Inicialmente, vale a pena falar sobre a existência do mercado futuro. Afinal, como surgiu a ideia de negociar contratos com datas futuras em vez de comprar ou vender os próprios ativos diretamente?

O mercado futuro é antigo e apareceu como uma alternativa para produtores rurais. Antes mesmo da existência de uma bolsa de valores organizada para realizar as negociações, já havia acordos futuros entre produtores e comerciantes de commodities.

Essa foi a solução encontrada para promover proteção ao meio rural, já que produtores tinham muitos gastos e conviviam com a insegurança de não ter garantias de como seriam as vendas quando a colheita chegasse.

Então, começou a existir uma negociação de compromissos: os produtores combinavam com um comprador a venda das mercadorias no futuro. Assim, quando a data da colheita chegasse, eles sabiam que aquele contrato negociado lhe daria o necessário para cobrir os custos e lucrar.

A evolução dos mercados fez surgir as bolsas de valores organizadas e levou as negociações futuras a acontecer com mediação destas bolsas. Os contratos passaram a ser padronizados e surgiu também a possibilidade de os negociadores repassarem seus contratos futuros para outros.

Atualmente, o mercado futuro no Brasil acontece por mediação da B3, a bolsa de valores brasileira. Além de servir como hedge para produtores, a oportunidade de repassar contratos com liquidez na bolsa desperta o interesse de muitos especuladores, que buscam ganhos no curto prazo.

Contratos cheios

A organização dos contratos futuros se dá a partir de padrões. Assim, quem deseja adquirir contratos de uma commodity específica (como soja, boi, etc), por exemplo, compra alguns lotes com uma quantidade padrão — que são os contratos cheios.

Vale destacar que o desenvolvimento do mercado futuro trouxe diversas novas oportunidades. Além de commodities, passaram a ser negociados também índices e moedas. Logo, é possível estabelecer contratos futuros, por exemplo, de dólar, do índice Ibovespa ou do índice S&P 500.

Com isso, os contratos futuros cheios são os contratos padrões com os quais se negociam derivativos visando uma data futura. Em geral, os lotes padrão envolvem volumes mais altos de dinheiro. Normalmente, são negociados um mínimo de 5 lotes por contrato.

Assim, podemos dizer que os contratos cheios não são acessíveis à maioria dos investidores ou especuladores. Eles costumam ser negociados por empresas, grandes produtores e investidores de maior capital, já que envolvem um elevado custo.

Mini contratos

Como você viu, os contratos futuros são negociados por lotes padrão. Mas quais seriam então as diferenças entre mini contratos e contratos cheios?

Os mini contratos, como o nome sugere, são frações do lote. Assim como o mercado fracionário de ações, os mini contratos surgiram na bolsa de valores para tornar o mercado futuro mais acessível aos investidores menores.
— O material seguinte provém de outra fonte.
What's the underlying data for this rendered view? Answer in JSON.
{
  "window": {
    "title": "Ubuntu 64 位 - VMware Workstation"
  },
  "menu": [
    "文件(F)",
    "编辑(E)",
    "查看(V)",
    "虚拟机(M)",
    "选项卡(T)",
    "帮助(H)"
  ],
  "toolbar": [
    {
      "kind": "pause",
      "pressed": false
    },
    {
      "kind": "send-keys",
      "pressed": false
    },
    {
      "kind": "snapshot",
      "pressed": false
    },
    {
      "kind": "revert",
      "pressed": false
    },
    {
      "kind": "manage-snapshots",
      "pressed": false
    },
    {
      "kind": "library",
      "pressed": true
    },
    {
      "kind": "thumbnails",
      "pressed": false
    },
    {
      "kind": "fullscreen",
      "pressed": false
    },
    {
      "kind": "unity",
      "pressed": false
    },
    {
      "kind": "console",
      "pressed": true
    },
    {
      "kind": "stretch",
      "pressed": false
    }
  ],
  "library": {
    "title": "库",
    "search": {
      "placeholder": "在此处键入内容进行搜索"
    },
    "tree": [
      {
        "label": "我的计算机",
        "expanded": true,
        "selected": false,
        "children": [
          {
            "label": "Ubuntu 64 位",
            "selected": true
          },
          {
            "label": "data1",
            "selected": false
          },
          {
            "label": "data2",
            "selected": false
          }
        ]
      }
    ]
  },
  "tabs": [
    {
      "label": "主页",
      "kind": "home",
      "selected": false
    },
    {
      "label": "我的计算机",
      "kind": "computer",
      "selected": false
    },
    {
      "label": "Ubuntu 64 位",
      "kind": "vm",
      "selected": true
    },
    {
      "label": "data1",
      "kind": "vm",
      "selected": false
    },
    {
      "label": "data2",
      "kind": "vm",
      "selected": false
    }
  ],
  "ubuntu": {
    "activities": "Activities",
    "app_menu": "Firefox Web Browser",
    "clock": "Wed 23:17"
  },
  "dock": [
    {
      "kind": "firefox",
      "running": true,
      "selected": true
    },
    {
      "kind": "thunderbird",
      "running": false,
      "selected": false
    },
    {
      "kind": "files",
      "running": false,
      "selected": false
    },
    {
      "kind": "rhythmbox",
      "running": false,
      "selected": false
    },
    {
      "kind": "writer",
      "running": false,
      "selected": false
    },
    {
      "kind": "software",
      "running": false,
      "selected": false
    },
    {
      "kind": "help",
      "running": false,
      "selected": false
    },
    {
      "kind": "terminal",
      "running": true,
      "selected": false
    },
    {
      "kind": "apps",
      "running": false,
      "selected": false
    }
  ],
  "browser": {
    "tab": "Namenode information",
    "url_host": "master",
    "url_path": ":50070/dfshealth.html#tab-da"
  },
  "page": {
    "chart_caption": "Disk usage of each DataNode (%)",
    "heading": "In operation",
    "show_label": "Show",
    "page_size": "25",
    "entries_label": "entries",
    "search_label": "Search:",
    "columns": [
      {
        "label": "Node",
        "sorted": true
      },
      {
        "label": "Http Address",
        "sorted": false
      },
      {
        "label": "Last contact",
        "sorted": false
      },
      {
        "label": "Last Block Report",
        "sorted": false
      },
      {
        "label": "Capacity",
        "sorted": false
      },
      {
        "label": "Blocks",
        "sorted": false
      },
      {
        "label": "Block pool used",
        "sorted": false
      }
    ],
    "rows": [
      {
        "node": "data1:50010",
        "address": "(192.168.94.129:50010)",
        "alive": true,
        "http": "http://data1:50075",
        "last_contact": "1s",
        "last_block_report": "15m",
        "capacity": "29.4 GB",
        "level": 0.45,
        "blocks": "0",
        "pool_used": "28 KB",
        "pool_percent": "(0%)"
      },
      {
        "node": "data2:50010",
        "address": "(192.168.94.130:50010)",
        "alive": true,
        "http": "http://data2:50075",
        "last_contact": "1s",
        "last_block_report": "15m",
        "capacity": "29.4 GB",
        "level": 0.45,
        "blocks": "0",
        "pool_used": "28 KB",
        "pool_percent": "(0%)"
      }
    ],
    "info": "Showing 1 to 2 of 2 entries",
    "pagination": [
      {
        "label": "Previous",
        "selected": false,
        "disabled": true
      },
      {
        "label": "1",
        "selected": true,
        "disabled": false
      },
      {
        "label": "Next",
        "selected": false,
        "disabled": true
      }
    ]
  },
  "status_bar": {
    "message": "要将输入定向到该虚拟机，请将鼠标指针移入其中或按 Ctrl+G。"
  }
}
Por isso, desde sua criação, em 2001, investidores do mercado brasileiro com menor capital também conseguem negociar contratos no mercado futuro.

Uma vez que os mini contratos exigem a movimentação de menos dinheiro para as operações, eles apresentam maior liquidez na bolsa. Tais características fazem com que os mini contratos sejam atrativos para especuladores.

Funcionamento do mercado futuro

Agora que você já conhece as diferenças dos mini contratos e dos contratos cheio, é interessante descobrir algumas especificidades do mercado futuro. Afinal, é preciso saber o funcionamento dele para decidir como realizar suas operações.

Veja os principais pontos a seguir e entenda melhor a dinâmica dos mini contratos e contratos cheios:

Margem de garantia

Uma das grandes vantagens do mercado futuro para realização de trades é que não é preciso desembolsar os valores para pagar pela movimentação de contratos e mini contratos. As negociações são feitas com alavancagem.

Para adquirir os contratos, só é preciso ter a margem de garantia estabelecida (que representa uma fração do valor de compra dos derivativos). Além disso, a garantia não precisa ser dada em dinheiro – podem ser oferecidos ativos como títulos de renda fixa ou ações.

Ajuste diário

O mercado futuro funciona de maneira diferente do mercado a termo ou à vista, onde se negociam ações e outros ativos. Uma das diferenças marcantes está no fato de o seu ganho ou prejuízo não se dar apenas na liquidação da posição.

Na verdade, os contratos futuros apresentam ajustes diários. Significa que, todos os dias, a bolsa calcula as oscilações em relação ao dia anterior e paga seus ganhos ou cobra suas perdas. Isso acontece mesmo que a data especificada no contrato futuro não tenha chegado.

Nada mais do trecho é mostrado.